Let us speak of the fragrance of memory — of humanity’s need for beauty, for grace, for what delights the senses. Of that primal longing for the pleasant and the harmonious, for the womb that gives birth to scent itself.

How far back does it take us? Where does it begin?

Let us follow the current in reverse, flowing back to Mesopotamia.

A name, lost to oblivion yet carved indelibly on clay tablets inscribed in cuneiform — dating to around 1200 B.C. in Babylon: Tapputi-Belatekallim. We know she held a position of great importance, for the word Belatekallim, written beside her name, means overseer of the palace.

We might call her the first chemist, though some still deny her the title — and yet perfumery is chemistry: it is science, it is knowledge. It is far more than the mere blending of natural ingredients.

Tapputi employed techniques far ahead of her time; her combinations were unlike any others.

A woman initiated into the secret world of fragrance, she both discovered and revealed its mysteries.

We like to imagine her in her workshop — surrounded by cauldrons and clay vessels, boiling her blossoms, binding them with precious oils, experimenting, setting one mixture aside only to begin again. Until she reached the desired result. Until the perfume itself acquired memory — until it awakened the senses.

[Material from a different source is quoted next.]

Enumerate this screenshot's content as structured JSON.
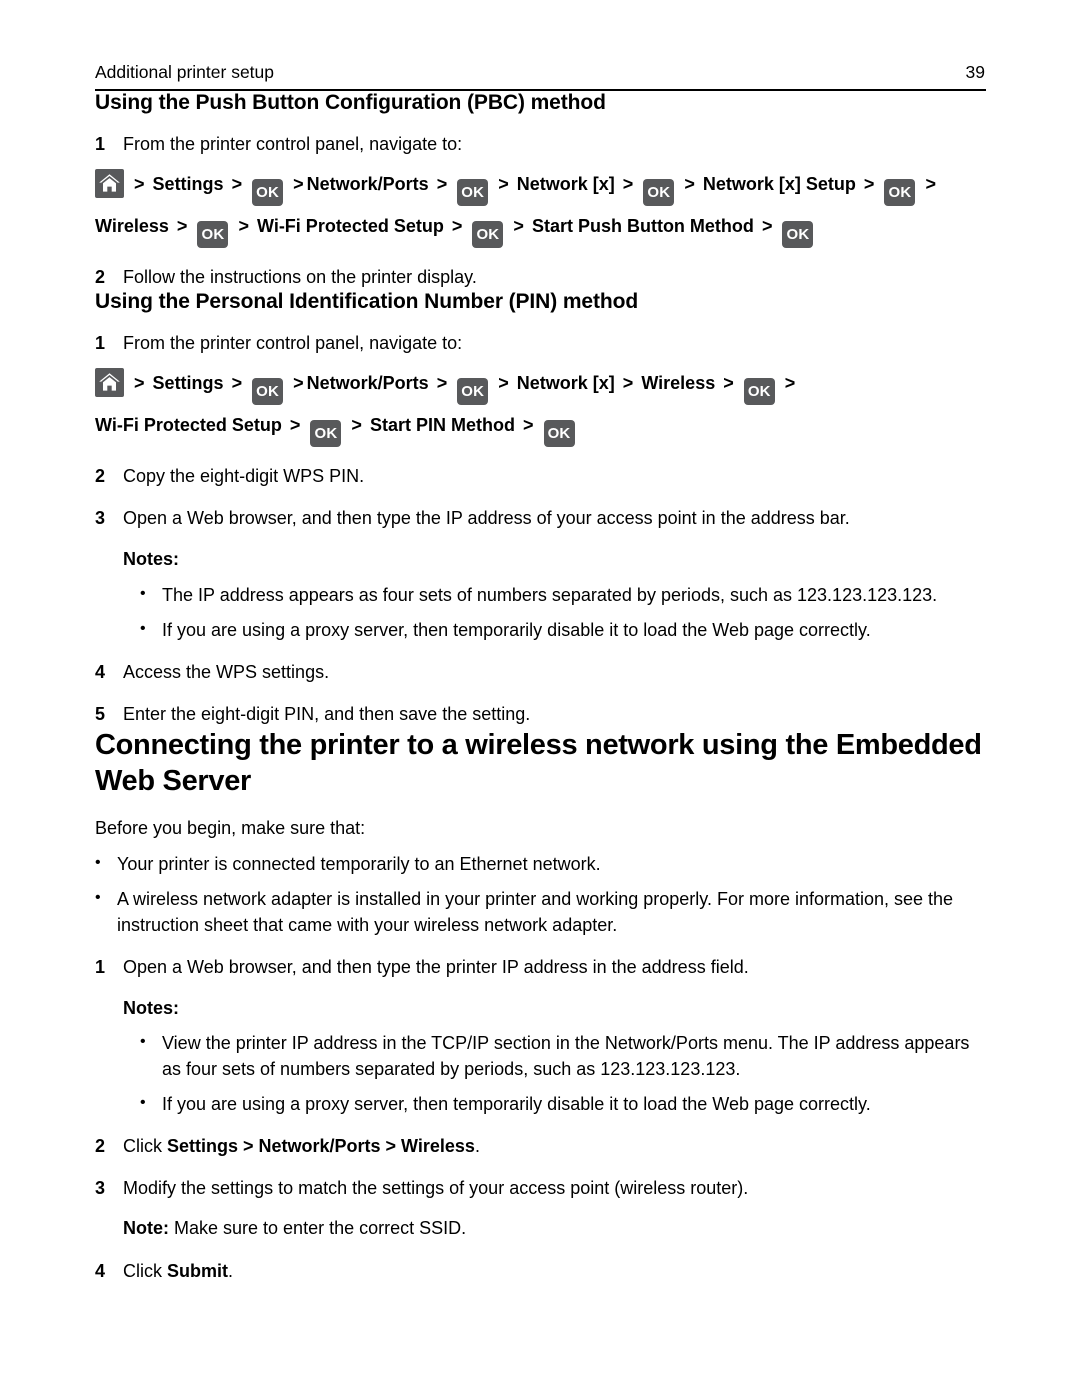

Myrrh, balsam, cyperus — scents that, if we close our eyes, might carry us back to her time. For the swiftest traveler through time is memory and smell — the aroma of remembrance, fragrances that stir the senses and bring them to life.

Tapputi left us no vials, yet through the powers of nature and the knowledge of chemistry — through distillation, filtration, evaporation, and condensation — she became immortal.

She reminds us that time has a scent: the scent of memory and eternity.

And that the science of chemistry, like fragrance itself, can bear a woman’s name.